If you have a dent within a dent you should start with the smaller dent, repairing it to about 90 percent, then move out to the large dent. After the larger dent is repaired, move back to the smaller one and finish the 10 percent that was left over. The repair of the smaller dent may have been holding the larger dent in the panel.
The larger end of a teardrop-shaped dent should be repaired using the method for standard dents. Then the remainder of the dent can be treated as a crease and slowly worked out from the outside inwards.
Once the tip of the tool is located, move it to the center of the damage. Apply pressure in short, steady pulses. Watch the light bulb’s reflection on the vehicle. You should see the wavy reflected line start to follow the curve of the repaired body as you push the metal back into shape. The light reflection will be your guide.
Remember, you will be removing the dent from the outside inward. To help you with this concept, visualize the dent as a large bicycle wheel. Divide the wheel in half as you place the tool at the “tire” area of this imaginary wheel.

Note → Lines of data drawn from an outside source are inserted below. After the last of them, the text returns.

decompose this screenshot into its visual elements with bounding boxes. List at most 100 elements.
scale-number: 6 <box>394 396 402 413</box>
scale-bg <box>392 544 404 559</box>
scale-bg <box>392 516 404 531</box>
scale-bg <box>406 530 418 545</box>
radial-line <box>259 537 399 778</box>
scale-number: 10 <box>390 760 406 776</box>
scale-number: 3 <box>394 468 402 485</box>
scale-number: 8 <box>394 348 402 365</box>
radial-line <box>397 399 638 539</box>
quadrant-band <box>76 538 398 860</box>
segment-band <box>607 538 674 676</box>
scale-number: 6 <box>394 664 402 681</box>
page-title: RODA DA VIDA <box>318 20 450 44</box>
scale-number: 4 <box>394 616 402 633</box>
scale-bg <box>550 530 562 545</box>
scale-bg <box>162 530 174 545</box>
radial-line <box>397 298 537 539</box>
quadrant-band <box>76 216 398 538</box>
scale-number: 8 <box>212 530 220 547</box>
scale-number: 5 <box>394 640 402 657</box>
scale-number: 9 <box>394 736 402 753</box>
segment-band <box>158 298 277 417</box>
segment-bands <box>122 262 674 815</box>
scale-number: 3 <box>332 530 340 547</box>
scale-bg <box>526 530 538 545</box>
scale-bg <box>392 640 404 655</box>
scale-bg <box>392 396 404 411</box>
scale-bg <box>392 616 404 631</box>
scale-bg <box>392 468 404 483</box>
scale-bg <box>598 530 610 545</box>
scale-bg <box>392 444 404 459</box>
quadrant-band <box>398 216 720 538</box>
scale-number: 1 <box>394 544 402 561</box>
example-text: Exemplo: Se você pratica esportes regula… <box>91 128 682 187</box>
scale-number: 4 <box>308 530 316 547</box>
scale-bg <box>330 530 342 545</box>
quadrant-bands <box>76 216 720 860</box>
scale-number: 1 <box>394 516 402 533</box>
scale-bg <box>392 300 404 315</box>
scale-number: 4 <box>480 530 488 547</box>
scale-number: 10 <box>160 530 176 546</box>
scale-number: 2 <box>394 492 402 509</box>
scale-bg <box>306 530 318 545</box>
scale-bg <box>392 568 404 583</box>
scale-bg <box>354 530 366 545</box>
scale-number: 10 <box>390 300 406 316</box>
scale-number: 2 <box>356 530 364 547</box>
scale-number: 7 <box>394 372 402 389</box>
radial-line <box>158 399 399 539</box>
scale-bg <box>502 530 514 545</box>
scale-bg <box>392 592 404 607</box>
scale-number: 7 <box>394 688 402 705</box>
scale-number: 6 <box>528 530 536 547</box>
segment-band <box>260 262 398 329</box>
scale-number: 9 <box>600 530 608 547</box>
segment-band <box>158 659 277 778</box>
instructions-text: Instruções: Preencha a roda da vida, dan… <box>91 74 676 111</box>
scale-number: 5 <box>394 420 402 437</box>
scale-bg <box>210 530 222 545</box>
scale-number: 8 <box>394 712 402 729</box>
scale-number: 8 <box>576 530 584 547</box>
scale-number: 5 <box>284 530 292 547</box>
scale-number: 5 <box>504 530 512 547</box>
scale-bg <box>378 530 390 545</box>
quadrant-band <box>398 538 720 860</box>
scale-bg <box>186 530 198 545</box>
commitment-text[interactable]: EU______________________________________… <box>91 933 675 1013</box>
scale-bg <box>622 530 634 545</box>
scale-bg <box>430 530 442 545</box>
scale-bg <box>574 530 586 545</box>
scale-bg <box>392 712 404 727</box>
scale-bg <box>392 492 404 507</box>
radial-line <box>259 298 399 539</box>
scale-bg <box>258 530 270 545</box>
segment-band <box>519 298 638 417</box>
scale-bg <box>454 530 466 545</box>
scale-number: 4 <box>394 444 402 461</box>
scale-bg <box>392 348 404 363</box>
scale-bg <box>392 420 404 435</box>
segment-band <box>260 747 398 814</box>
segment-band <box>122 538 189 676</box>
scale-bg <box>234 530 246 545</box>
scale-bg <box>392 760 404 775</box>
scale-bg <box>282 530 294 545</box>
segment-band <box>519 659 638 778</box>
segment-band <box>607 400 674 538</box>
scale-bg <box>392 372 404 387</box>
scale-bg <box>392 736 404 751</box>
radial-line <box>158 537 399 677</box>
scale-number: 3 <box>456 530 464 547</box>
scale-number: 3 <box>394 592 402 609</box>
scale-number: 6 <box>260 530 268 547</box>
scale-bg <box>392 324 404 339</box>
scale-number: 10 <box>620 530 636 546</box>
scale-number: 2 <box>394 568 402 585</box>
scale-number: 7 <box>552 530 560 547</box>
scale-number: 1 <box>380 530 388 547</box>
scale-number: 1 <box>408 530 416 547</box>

Now draw the tool from the tire area to the center “axle” portion of the pretend wheel. As you draw toward the center of the wheel you will be increasing the pressure on the tool.
As the dent starts coming down in size, more force will be required to press it out. This is the point that you will have to be very careful to avoid pressing in the wrong area and adding to the damage. Keep the high pressure to the center of the dent and not the outer area, or you will distort the panel and have to resort to traditional methods of repair, including a repaint of the panel.
Also be very careful that the tool does not slip across the back of the panel, causing a crease that will be all but impossible to repair. Make sure the pivot point is not slippery. You may even place a rag over the edge of the metal to help guarantee that the tool does not slip. Move the tool in short controlled strokes.
After repairing a dent, you may be left with a few high spots. These can be easily pushed back flat again by using a small hammer and a tool that resembles a plastic punch or an oversized pencil. Some of these tools are designed with a variety of tip sizes. Another way to prevent high points is to wrap the rod tip with several layers of duct tape. This will help soften the tool’s force on the area. Remove the tape when you are nearing completion of the repair to help you finish up.
Once the repairs are made using the paintless dent repair (PDR) method there is little chance to rectify errors. It is a skill that will need to be perfected before you ever start on a customer’s car. However, for do-it-yourselfers who just want to work on their own cars as much as possible, it can be very beneficial to simply understand the basics and logic behind PDR. It is another tool in your bodywork arsenal.
If an access hole was drilled to allow the tool to be inserted, you will need to seal it with either a sealant or a plastic plug. These are available at most body supply shops and automotive paint shops.
After a PDR you may need to wet sand the paint down and buff the area out or, in a worst-case scenario, do a spot paint of the area.
A variety of paintless dent repair kits made by companies such as Dent Out and Dentool are available from Eastwood. These kits range in size from a simple starter kit to elaborate professional systems complete with special lights, picks, hooks, bars, punches and rods. Keep in mind that some conventional body tools can serve double-duty as a paintless repair tool.
The kit I’m using here does offer small dent repair and an affordable price
and it will work for some small dents.